3:00-4:00pm, November 2, 2018, 1441, 25 Park Place, Dr. Alireza Aghasi, Assistant Professor, Institute for Insight, Georgia State University
Making Deep Neural Networks Sparse: Theory and Application

Abstract: We overview Net-Trim which is a tool to sparsify deep neural networks. Our algorithm prunes a trained network layer-wise, removing connections at each layer by addressing a convex problem. We present variants of the algorithm, namely the parallel and cascade frameworks along with the mathematical analysis of the consistency between the initial network and the retrained model. In terms of the sample complexity, we present a general result that holds for any layer within a network using rectified linear units as the activation. With mild assumptions about the network architecture, for a layer with $N$ inputs and a potential weight of cardinality $s$, we are able to present the optimal $O(slog N/s)$ sample complexity for our framework, which is identical to the sample complexity of LASSO.

3:00-4:00pm, October 19, 2018, 1441, 25 Park Place, Judith Parkinson, Department of Mathematics University of Salzburg, Austria
Combined multiple testing of multivariate data sets by censored empirical likelihood

Abstract: The choice of a fitting test or the optimal weight function depends heavily on the true shape of the hazard ratio under the alternative. For univariate survival times several methods were proposed to conquer this problematic, however not too many options exist for multivariate data. In this talk I will present a method to combine multiple constraints, formulated as linear functionals of the cumulative hazard function, to obtain better power for multivariate, censored survival time data. By considering the conditional hazards, this method can take the correlation structure into account when testing.

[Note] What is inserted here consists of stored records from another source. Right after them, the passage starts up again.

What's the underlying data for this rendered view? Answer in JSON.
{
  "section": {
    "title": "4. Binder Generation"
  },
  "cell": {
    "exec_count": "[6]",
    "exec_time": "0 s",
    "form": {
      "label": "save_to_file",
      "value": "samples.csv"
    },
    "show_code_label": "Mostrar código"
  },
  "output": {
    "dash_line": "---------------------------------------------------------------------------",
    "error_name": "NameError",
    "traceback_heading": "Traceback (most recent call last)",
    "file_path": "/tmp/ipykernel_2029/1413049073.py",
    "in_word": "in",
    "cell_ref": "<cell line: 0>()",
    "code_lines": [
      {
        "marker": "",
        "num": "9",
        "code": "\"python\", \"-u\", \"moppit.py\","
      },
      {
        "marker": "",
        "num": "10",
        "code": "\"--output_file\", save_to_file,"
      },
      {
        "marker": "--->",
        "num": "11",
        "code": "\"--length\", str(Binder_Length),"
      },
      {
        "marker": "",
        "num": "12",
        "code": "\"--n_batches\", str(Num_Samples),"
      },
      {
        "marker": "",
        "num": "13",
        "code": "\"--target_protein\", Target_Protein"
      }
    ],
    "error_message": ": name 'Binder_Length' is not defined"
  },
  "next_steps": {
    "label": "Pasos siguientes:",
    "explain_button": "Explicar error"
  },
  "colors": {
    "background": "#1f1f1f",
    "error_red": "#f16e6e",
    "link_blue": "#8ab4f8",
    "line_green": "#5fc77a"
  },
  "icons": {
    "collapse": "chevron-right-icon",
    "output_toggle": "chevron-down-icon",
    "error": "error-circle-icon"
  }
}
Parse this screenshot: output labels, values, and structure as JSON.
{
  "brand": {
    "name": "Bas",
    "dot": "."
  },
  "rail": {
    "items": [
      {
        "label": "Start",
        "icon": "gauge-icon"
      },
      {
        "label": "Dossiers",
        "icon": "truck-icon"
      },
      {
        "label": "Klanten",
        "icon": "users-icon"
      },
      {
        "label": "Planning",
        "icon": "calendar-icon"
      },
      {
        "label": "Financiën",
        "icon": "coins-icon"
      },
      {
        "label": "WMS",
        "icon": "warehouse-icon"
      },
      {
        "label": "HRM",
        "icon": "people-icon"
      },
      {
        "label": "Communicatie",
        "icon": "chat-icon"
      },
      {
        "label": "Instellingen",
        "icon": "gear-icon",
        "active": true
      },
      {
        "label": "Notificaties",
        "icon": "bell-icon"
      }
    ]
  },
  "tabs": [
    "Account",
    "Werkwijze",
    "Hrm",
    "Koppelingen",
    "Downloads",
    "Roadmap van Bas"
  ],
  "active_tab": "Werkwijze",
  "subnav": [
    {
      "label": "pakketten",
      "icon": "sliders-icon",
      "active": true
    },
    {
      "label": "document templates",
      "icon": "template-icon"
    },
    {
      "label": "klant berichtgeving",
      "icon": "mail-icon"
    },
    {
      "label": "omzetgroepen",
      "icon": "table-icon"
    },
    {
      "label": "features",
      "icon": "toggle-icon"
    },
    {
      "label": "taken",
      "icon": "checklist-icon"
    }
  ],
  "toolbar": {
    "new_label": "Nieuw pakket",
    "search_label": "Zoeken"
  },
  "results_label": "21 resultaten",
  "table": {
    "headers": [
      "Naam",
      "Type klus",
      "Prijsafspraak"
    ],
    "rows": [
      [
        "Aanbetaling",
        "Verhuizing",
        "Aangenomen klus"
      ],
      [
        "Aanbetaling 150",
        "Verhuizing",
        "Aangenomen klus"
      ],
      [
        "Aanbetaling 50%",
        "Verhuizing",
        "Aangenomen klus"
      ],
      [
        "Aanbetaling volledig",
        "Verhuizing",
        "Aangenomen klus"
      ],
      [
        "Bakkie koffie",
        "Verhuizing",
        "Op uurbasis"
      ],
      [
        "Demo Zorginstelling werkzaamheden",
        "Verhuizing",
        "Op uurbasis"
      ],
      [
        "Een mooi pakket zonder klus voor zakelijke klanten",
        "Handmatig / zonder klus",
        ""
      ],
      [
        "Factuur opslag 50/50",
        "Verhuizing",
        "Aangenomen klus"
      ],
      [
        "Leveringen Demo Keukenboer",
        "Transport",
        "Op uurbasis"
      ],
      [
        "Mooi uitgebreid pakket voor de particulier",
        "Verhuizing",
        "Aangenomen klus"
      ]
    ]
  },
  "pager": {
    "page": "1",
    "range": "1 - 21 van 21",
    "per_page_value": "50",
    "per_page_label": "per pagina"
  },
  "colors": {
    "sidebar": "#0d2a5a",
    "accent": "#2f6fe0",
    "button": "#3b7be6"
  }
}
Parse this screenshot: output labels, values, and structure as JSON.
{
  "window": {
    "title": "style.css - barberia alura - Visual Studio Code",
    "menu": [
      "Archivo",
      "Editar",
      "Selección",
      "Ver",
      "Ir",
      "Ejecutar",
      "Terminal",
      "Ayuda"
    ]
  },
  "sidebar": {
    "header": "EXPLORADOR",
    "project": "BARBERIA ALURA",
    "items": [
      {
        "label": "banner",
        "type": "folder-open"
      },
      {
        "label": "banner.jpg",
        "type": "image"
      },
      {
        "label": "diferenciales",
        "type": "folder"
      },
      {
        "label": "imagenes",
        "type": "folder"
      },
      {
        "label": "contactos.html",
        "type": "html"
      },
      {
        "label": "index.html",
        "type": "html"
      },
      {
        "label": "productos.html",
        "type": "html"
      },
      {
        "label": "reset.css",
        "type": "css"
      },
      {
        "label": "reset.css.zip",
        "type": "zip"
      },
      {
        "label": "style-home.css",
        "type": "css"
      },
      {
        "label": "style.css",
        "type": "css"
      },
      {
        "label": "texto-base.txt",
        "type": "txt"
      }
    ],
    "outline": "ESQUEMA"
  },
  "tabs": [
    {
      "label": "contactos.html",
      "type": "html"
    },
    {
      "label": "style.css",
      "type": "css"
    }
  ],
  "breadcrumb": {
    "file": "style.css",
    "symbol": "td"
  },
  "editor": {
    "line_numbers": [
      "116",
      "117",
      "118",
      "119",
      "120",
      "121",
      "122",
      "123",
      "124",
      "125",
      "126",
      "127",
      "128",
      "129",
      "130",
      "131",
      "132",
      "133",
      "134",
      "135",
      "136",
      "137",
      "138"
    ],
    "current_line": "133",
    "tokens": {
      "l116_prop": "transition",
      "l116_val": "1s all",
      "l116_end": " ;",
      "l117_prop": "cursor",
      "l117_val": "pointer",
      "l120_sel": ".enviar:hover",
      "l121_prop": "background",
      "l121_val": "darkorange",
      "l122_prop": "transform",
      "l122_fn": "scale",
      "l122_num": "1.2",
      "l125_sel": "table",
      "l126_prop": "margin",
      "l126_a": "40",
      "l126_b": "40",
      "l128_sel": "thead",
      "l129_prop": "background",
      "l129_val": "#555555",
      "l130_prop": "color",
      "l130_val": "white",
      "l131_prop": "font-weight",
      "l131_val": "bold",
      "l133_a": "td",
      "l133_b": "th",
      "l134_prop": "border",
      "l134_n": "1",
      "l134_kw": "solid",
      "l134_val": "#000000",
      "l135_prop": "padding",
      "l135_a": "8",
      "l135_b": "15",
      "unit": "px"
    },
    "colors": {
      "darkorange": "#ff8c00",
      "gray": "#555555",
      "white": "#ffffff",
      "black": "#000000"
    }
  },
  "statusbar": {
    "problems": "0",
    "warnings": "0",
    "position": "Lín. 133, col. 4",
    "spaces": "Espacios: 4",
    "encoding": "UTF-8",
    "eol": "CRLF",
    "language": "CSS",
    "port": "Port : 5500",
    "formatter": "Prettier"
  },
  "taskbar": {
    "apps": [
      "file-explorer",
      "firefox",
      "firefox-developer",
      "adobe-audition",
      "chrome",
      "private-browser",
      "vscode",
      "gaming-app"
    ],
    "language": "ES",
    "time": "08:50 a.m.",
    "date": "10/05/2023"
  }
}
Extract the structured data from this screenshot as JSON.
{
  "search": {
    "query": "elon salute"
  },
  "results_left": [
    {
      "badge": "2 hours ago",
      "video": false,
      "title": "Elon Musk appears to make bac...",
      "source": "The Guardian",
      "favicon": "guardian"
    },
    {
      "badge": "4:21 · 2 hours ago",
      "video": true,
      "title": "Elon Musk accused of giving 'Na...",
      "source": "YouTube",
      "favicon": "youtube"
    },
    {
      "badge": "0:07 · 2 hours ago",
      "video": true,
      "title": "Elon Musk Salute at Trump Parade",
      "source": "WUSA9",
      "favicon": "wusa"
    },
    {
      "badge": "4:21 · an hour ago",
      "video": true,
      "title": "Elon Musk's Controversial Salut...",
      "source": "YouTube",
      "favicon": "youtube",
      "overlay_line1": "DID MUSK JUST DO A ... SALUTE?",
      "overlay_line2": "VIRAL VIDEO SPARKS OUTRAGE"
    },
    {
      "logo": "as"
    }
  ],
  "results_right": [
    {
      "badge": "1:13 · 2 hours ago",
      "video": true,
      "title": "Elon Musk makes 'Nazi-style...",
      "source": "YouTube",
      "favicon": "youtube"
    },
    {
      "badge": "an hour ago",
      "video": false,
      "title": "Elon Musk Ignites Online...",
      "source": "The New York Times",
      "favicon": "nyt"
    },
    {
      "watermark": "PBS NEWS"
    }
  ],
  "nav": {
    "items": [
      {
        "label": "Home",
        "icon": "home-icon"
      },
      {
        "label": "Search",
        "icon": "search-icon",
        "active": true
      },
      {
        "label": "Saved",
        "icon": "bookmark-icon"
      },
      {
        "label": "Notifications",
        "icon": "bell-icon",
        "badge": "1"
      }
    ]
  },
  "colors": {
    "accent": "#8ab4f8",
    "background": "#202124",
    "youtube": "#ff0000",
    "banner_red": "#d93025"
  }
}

2:00-3:00pm, September 21, 2018, in 1441, 25 Park Place, Associate Professor Wei Zheng, Department of Business Analytics and Statistics, University of Tennessee, Knoxville,
Designed based incomplete U-statistics

Abstract: Many statistical and machine learning problems are formulated as a U-statistic. The statistical properties of variants of U-statistics has been extensively. Meanwhile, its computational cost is prohibitively expensive especially with the increasing size of data in modern applications. Even a moderate size data could be large enough to present a huge challenge for computing. In this talk, I will share some insight on how the design methods could help alleviate the computational issue while maintaining the minimum variance property of U-statistics.

3:00-4:00pm, September 7, 2018, 1441, 25 Park Place, Assistant Professor Pavel Skums, Department of Computer Science, Georgia State University,
Bayesian inference of epidemiological and evolutionary histories of highly mutable viruses

Abstract: Highly mutable viruses, such as HIV and HCV, are major public health threats. The aim of computational molecular epidemiology is to extract valuable information from viral genomic data provided by next-generation sequencing technologies. Two fundamental problems in this area of research are (a) inference of dynamics of epidemics and outbreaks ("who infected whom") and (b) inference of fitness landscapes of intra-host viral populations. We will present our recent research results, which address these problems by a synthetic approach combining methods of computational statistics, graph theory and discrete optimization.